Riemannian metric of the tangent bundle
Solution 1:
The two terms you wrote down are roughly the horizontal and vertical parts of the metric. Roughly speaking, the first part gives the metric for the first factor $T_pM$ of $T_{p,v}TM$. The second part gives the metric for the second factor $T_vT_pM$.
By the definition of the projection operator $\pi$ and the definition of the covariant derivative on $(M,\langle\cdot\rangle)$, it is clear that the expression you wrote down is coordinate independent. There are several things to check to make sure that it is a metric
- It is positive definite
- It is bilinear
- It is tensorial
Since we already have coordinate independence, it is most convenient to work over a fixed coordinate system.
Let $\{x^1,\ldots,x^n\}$ be a system of coordinates for $M$; this can be extended to a system of local coordinates $\{x^1,\ldots,x^n;y^1,\ldots,y^n\}$ for $TM$ where $(x,y)$ corresponds to the point $(p,v)\in TM$ with $p$ the point in $M$ specified by $x$, and $v\in T_pM$ given by $\sum y^i\partial/\partial x^i$.
At a fixed point $(p,v)$, an element of $T_{p,v}TM$ can be then described by $$ V = \sum \xi^i \frac{\partial}{\partial x^i} + \sum \zeta^i \frac{\partial}{\partial y^i}$$ with the projection $$ d\pi(V) = \sum \xi^i \frac{\partial}{\partial x^i} $$
Express the curve $\alpha(t) = (p,v)(t)$ in this coordinates we have that the condition $\alpha'(0) = V$ is simply the statement that $\frac{d}{dt}p^i(0) = \xi^i$ and $\frac{d}{dt}v^i(0) = \zeta^i$.

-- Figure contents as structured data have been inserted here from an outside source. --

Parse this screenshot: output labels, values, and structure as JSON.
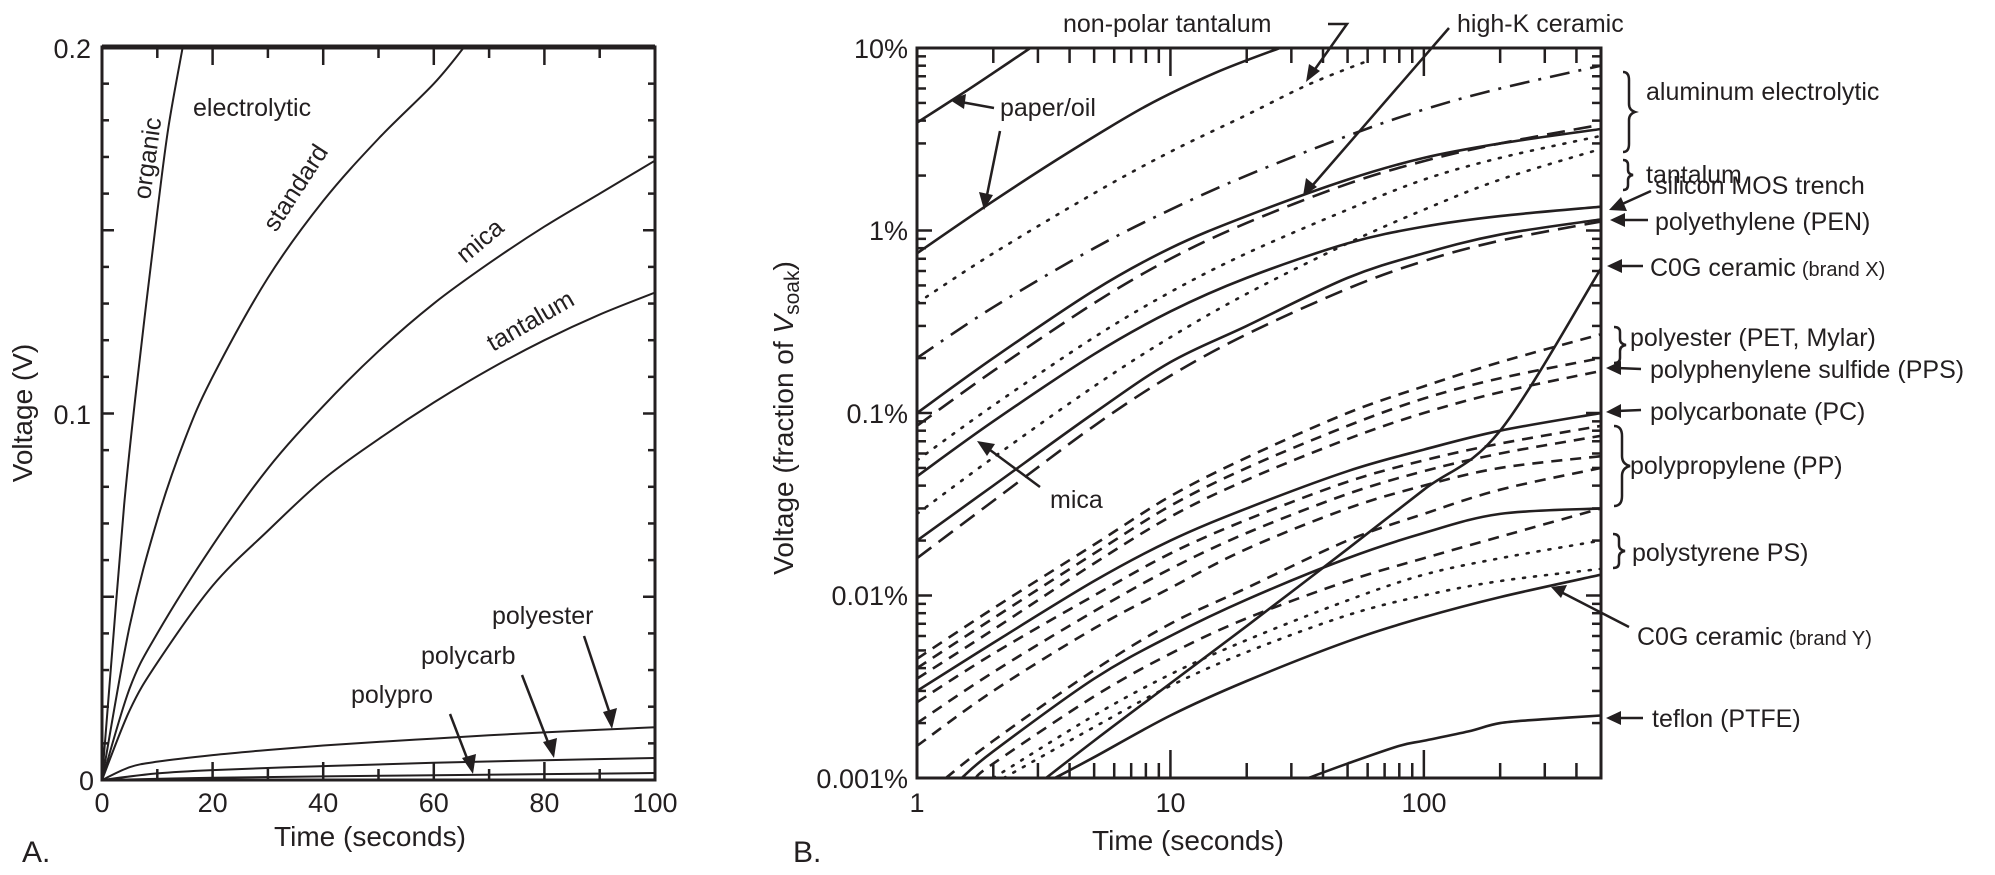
{
  "chart_data": [
    {
      "panel": "A.",
      "type": "line",
      "title": "",
      "xlabel": "Time (seconds)",
      "ylabel": "Voltage (V)",
      "xlim": [
        0,
        100
      ],
      "ylim": [
        0,
        0.2
      ],
      "x_ticks": [
        "0",
        "20",
        "40",
        "60",
        "80",
        "100"
      ],
      "y_ticks": [
        "0",
        "0.1",
        "0.2"
      ],
      "x_tick_values": [
        0,
        20,
        40,
        60,
        80,
        100
      ],
      "y_tick_values": [
        0,
        0.1,
        0.2
      ],
      "grid": false,
      "group_labels": [
        {
          "text": "electrolytic"
        }
      ],
      "series": [
        {
          "name": "organic",
          "label_style": "along-curve",
          "x": [
            0,
            2,
            4,
            6,
            8,
            10,
            12,
            14.6
          ],
          "y": [
            0,
            0.038,
            0.075,
            0.104,
            0.13,
            0.155,
            0.178,
            0.2
          ]
        },
        {
          "name": "standard",
          "label_style": "along-curve",
          "x": [
            0,
            5,
            10,
            15,
            20,
            30,
            40,
            50,
            60,
            65.5
          ],
          "y": [
            0,
            0.042,
            0.071,
            0.093,
            0.11,
            0.137,
            0.158,
            0.175,
            0.19,
            0.2
          ]
        },
        {
          "name": "mica",
          "label_style": "along-curve",
          "x": [
            0,
            5,
            10,
            20,
            30,
            40,
            50,
            60,
            70,
            80,
            90,
            100
          ],
          "y": [
            0,
            0.025,
            0.04,
            0.064,
            0.085,
            0.102,
            0.117,
            0.13,
            0.141,
            0.151,
            0.16,
            0.169
          ]
        },
        {
          "name": "tantalum",
          "label_style": "along-curve",
          "x": [
            0,
            5,
            10,
            20,
            30,
            40,
            50,
            60,
            70,
            80,
            90,
            100
          ],
          "y": [
            0,
            0.019,
            0.032,
            0.053,
            0.068,
            0.082,
            0.093,
            0.103,
            0.112,
            0.12,
            0.127,
            0.133
          ]
        },
        {
          "name": "polyester",
          "label_style": "arrow",
          "x": [
            0,
            5,
            10,
            20,
            30,
            40,
            50,
            60,
            70,
            80,
            90,
            100
          ],
          "y": [
            0,
            0.0035,
            0.005,
            0.0068,
            0.0082,
            0.0094,
            0.0104,
            0.0113,
            0.0122,
            0.013,
            0.0137,
            0.0144
          ]
        },
        {
          "name": "polycarb",
          "label_style": "arrow",
          "x": [
            0,
            10,
            20,
            40,
            60,
            80,
            100
          ],
          "y": [
            0,
            0.0018,
            0.0027,
            0.0038,
            0.0047,
            0.0054,
            0.006
          ]
        },
        {
          "name": "polypro",
          "label_style": "arrow",
          "x": [
            0,
            20,
            40,
            60,
            80,
            100
          ],
          "y": [
            0,
            0.0006,
            0.001,
            0.0013,
            0.0016,
            0.0019
          ]
        }
      ]
    },
    {
      "panel": "B.",
      "type": "line",
      "title": "",
      "xlabel": "Time (seconds)",
      "ylabel_main": "Voltage (fraction of ",
      "ylabel_var": "V",
      "ylabel_sub": "soak",
      "ylabel_end": ")",
      "xscale": "log",
      "yscale": "log",
      "xlim": [
        1,
        500
      ],
      "ylim_percent": [
        0.001,
        10
      ],
      "x_ticks": [
        "1",
        "10",
        "100"
      ],
      "x_tick_values": [
        1,
        10,
        100
      ],
      "y_ticks": [
        "10%",
        "1%",
        "0.1%",
        "0.01%",
        "0.001%"
      ],
      "y_tick_values": [
        10,
        1,
        0.1,
        0.01,
        0.001
      ],
      "grid": false,
      "series": [
        {
          "name": "paper/oil (upper)",
          "style": "solid",
          "x": [
            1,
            1.5,
            2,
            2.8
          ],
          "y": [
            3.9,
            5.6,
            7.3,
            10
          ]
        },
        {
          "name": "paper/oil (lower)",
          "style": "solid",
          "x": [
            1,
            2,
            4,
            8,
            15,
            27
          ],
          "y": [
            0.75,
            1.45,
            2.7,
            4.8,
            7.3,
            10
          ]
        },
        {
          "name": "non-polar tantalum",
          "style": "dotted",
          "x": [
            1,
            2,
            5,
            10,
            20,
            35,
            60
          ],
          "y": [
            0.4,
            0.75,
            1.6,
            2.7,
            4.3,
            6.3,
            8.5
          ]
        },
        {
          "name": "aluminum electrolytic (a)",
          "style": "dash-dot",
          "x": [
            1,
            2,
            5,
            10,
            20,
            50,
            100,
            200,
            500
          ],
          "y": [
            0.2,
            0.38,
            0.8,
            1.3,
            2.0,
            3.3,
            4.6,
            6.0,
            8.0
          ]
        },
        {
          "name": "aluminum electrolytic (b)",
          "style": "long-dash",
          "x": [
            1,
            2,
            5,
            10,
            20,
            50,
            100,
            200,
            500
          ],
          "y": [
            0.085,
            0.17,
            0.4,
            0.7,
            1.1,
            1.8,
            2.4,
            3.0,
            3.8
          ]
        },
        {
          "name": "high-K ceramic",
          "style": "solid",
          "x": [
            1,
            2,
            5,
            10,
            20,
            50,
            100,
            200,
            500
          ],
          "y": [
            0.1,
            0.2,
            0.47,
            0.8,
            1.2,
            1.9,
            2.5,
            3.0,
            3.6
          ]
        },
        {
          "name": "tantalum (a)",
          "style": "dotted",
          "x": [
            1,
            2,
            5,
            10,
            20,
            50,
            100,
            200,
            500
          ],
          "y": [
            0.055,
            0.11,
            0.26,
            0.46,
            0.75,
            1.3,
            1.9,
            2.5,
            3.3
          ]
        },
        {
          "name": "tantalum (b)",
          "style": "dotted",
          "x": [
            1,
            2,
            5,
            10,
            20,
            50,
            100,
            200,
            500
          ],
          "y": [
            0.028,
            0.057,
            0.14,
            0.26,
            0.45,
            0.85,
            1.3,
            1.9,
            2.8
          ]
        },
        {
          "name": "silicon MOS trench",
          "style": "solid",
          "x": [
            1,
            2,
            5,
            10,
            20,
            50,
            100,
            200,
            500
          ],
          "y": [
            0.045,
            0.09,
            0.21,
            0.36,
            0.55,
            0.85,
            1.05,
            1.2,
            1.35
          ]
        },
        {
          "name": "mica (a)",
          "style": "solid",
          "x": [
            1,
            2,
            5,
            10,
            20,
            50,
            100,
            200,
            500
          ],
          "y": [
            0.02,
            0.04,
            0.1,
            0.19,
            0.3,
            0.55,
            0.75,
            0.95,
            1.15
          ]
        },
        {
          "name": "polyethylene (PEN)",
          "style": "long-dash",
          "x": [
            1,
            2,
            5,
            10,
            20,
            50,
            100,
            200,
            500
          ],
          "y": [
            0.016,
            0.033,
            0.085,
            0.16,
            0.27,
            0.48,
            0.68,
            0.88,
            1.12
          ]
        },
        {
          "name": "C0G ceramic (brand X)",
          "style": "solid",
          "x": [
            1,
            2,
            5,
            10,
            20,
            50,
            100,
            200,
            500
          ],
          "y": [
            0.0003,
            0.0006,
            0.0016,
            0.0033,
            0.0068,
            0.018,
            0.038,
            0.08,
            0.62
          ]
        },
        {
          "name": "polyester (PET, Mylar) (a)",
          "style": "dashed",
          "x": [
            1,
            2,
            5,
            10,
            20,
            50,
            100,
            200,
            500
          ],
          "y": [
            0.0045,
            0.0085,
            0.019,
            0.035,
            0.057,
            0.1,
            0.14,
            0.19,
            0.27
          ]
        },
        {
          "name": "polyester (PET, Mylar) (b)",
          "style": "dashed",
          "x": [
            1,
            2,
            5,
            10,
            20,
            50,
            100,
            200,
            500
          ],
          "y": [
            0.004,
            0.0075,
            0.017,
            0.031,
            0.05,
            0.085,
            0.12,
            0.155,
            0.2
          ]
        },
        {
          "name": "polyphenylene sulfide (PPS)",
          "style": "dashed",
          "x": [
            1,
            2,
            5,
            10,
            20,
            50,
            100,
            200,
            500
          ],
          "y": [
            0.0035,
            0.0065,
            0.015,
            0.027,
            0.043,
            0.072,
            0.1,
            0.13,
            0.17
          ]
        },
        {
          "name": "polycarbonate (PC)",
          "style": "solid",
          "x": [
            1,
            2,
            5,
            10,
            20,
            50,
            100,
            200,
            500
          ],
          "y": [
            0.003,
            0.0055,
            0.012,
            0.02,
            0.03,
            0.048,
            0.063,
            0.08,
            0.1
          ]
        },
        {
          "name": "polypropylene (PP) (a)",
          "style": "dashed",
          "x": [
            1,
            2,
            5,
            10,
            20,
            50,
            100,
            200,
            500
          ],
          "y": [
            0.0026,
            0.0048,
            0.01,
            0.017,
            0.026,
            0.042,
            0.055,
            0.068,
            0.085
          ]
        },
        {
          "name": "polypropylene (PP) (b)",
          "style": "dashed",
          "x": [
            1,
            2,
            5,
            10,
            20,
            50,
            100,
            200,
            500
          ],
          "y": [
            0.002,
            0.0038,
            0.0082,
            0.014,
            0.022,
            0.036,
            0.048,
            0.06,
            0.075
          ]
        },
        {
          "name": "polypropylene (PP) (c)",
          "style": "dashed",
          "x": [
            1,
            2,
            5,
            10,
            20,
            50,
            100,
            200,
            500
          ],
          "y": [
            0.0015,
            0.003,
            0.0066,
            0.011,
            0.018,
            0.03,
            0.04,
            0.05,
            0.058
          ]
        },
        {
          "name": "polypropylene (PP) (d)",
          "style": "dashed",
          "x": [
            1.3,
            2,
            5,
            10,
            20,
            50,
            100,
            200,
            500
          ],
          "y": [
            0.001,
            0.0016,
            0.0039,
            0.007,
            0.011,
            0.02,
            0.028,
            0.038,
            0.05
          ]
        },
        {
          "name": "polypropylene (PP) (e)",
          "style": "solid-wavy",
          "x": [
            1.5,
            2,
            5,
            10,
            20,
            50,
            100,
            200,
            500
          ],
          "y": [
            0.001,
            0.0014,
            0.0035,
            0.006,
            0.0095,
            0.016,
            0.022,
            0.028,
            0.03
          ]
        },
        {
          "name": "polystyrene PS (a)",
          "style": "dashed",
          "x": [
            1.7,
            2,
            5,
            10,
            20,
            50,
            100,
            200,
            500
          ],
          "y": [
            0.001,
            0.0012,
            0.0028,
            0.0048,
            0.0075,
            0.012,
            0.016,
            0.021,
            0.03
          ]
        },
        {
          "name": "polystyrene PS (b)",
          "style": "dotted",
          "x": [
            2,
            5,
            10,
            20,
            50,
            100,
            200,
            500
          ],
          "y": [
            0.001,
            0.0022,
            0.0037,
            0.0057,
            0.0094,
            0.013,
            0.016,
            0.02
          ]
        },
        {
          "name": "polystyrene PS (c)",
          "style": "dotted",
          "x": [
            2.2,
            5,
            10,
            20,
            50,
            100,
            200,
            500
          ],
          "y": [
            0.001,
            0.0019,
            0.0032,
            0.0049,
            0.0078,
            0.01,
            0.012,
            0.014
          ]
        },
        {
          "name": "C0G ceramic (brand Y)",
          "style": "solid",
          "x": [
            3.5,
            5,
            10,
            20,
            50,
            100,
            200,
            500
          ],
          "y": [
            0.001,
            0.0013,
            0.0022,
            0.0034,
            0.0056,
            0.0076,
            0.0098,
            0.013
          ]
        },
        {
          "name": "teflon (PTFE)",
          "style": "solid",
          "x": [
            35,
            50,
            80,
            100,
            150,
            200,
            300,
            500
          ],
          "y": [
            0.001,
            0.0012,
            0.0015,
            0.0016,
            0.0018,
            0.002,
            0.0021,
            0.0022
          ]
        }
      ],
      "annotations": {
        "top": [
          "non-polar tantalum",
          "high-K ceramic"
        ],
        "inside": [
          "paper/oil",
          "mica"
        ],
        "right": [
          {
            "text": "aluminum electrolytic",
            "marker": "brace"
          },
          {
            "text": "tantalum",
            "marker": "brace"
          },
          {
            "text": "silicon MOS trench",
            "marker": "arrow"
          },
          {
            "text": "polyethylene (PEN)",
            "marker": "arrow"
          },
          {
            "text": "C0G ceramic",
            "small": "(brand X)",
            "marker": "arrow"
          },
          {
            "text": "polyester (PET, Mylar)",
            "marker": "brace"
          },
          {
            "text": "polyphenylene sulfide (PPS)",
            "marker": "arrow"
          },
          {
            "text": "polycarbonate (PC)",
            "marker": "arrow"
          },
          {
            "text": "polypropylene (PP)",
            "marker": "brace"
          },
          {
            "text": "polystyrene PS)",
            "marker": "brace"
          },
          {
            "text": "C0G ceramic",
            "small": "(brand Y)",
            "marker": "arrow"
          },
          {
            "text": "teflon (PTFE)",
            "marker": "arrow"
          }
        ]
      }
    }
  ]
}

With this we can compute $$ \frac{D}{dt}v^i(0) = \frac{d}{dt} v^i(0) + \Gamma^i_{jk}\left(\frac{d}{dt}p^j(0)\right)\left(v^k(0)\right) $$ using the definition, and where $\Gamma$ is the Christoffel symbol of the Riemannian metric on $M$. This we immediately see to be $$ \frac{D}{dt}v^i(0) = \zeta^i + \Gamma^i_{jk}v^k(0)\xi^j $$ which in fact is a linear map from $T_{p,v}TM$ to $T_pM$.
Now the three properties are easily checked:
- It is tensorial because the expressions are completely independent of which curve $\alpha$ is chosen, as long as $\alpha'(0)= V$.
- It is bilinear because $T_{p,v}TM\ni V\mapsto (d\pi(V),\frac{D}{dt}v(0))\in T_pM \oplus T_pM$ is linear, and the Riemannian metric on $M$ is bilinear
- Since the Riemannian metric induced on $T_pM\oplus T_pM$ is positive definite, to prove that the new object is also positive definite, it suffices to check that the map $V\mapsto (d\pi(V),\frac{D}{dt}v(0))$ is injective. But this is true by direct inspection.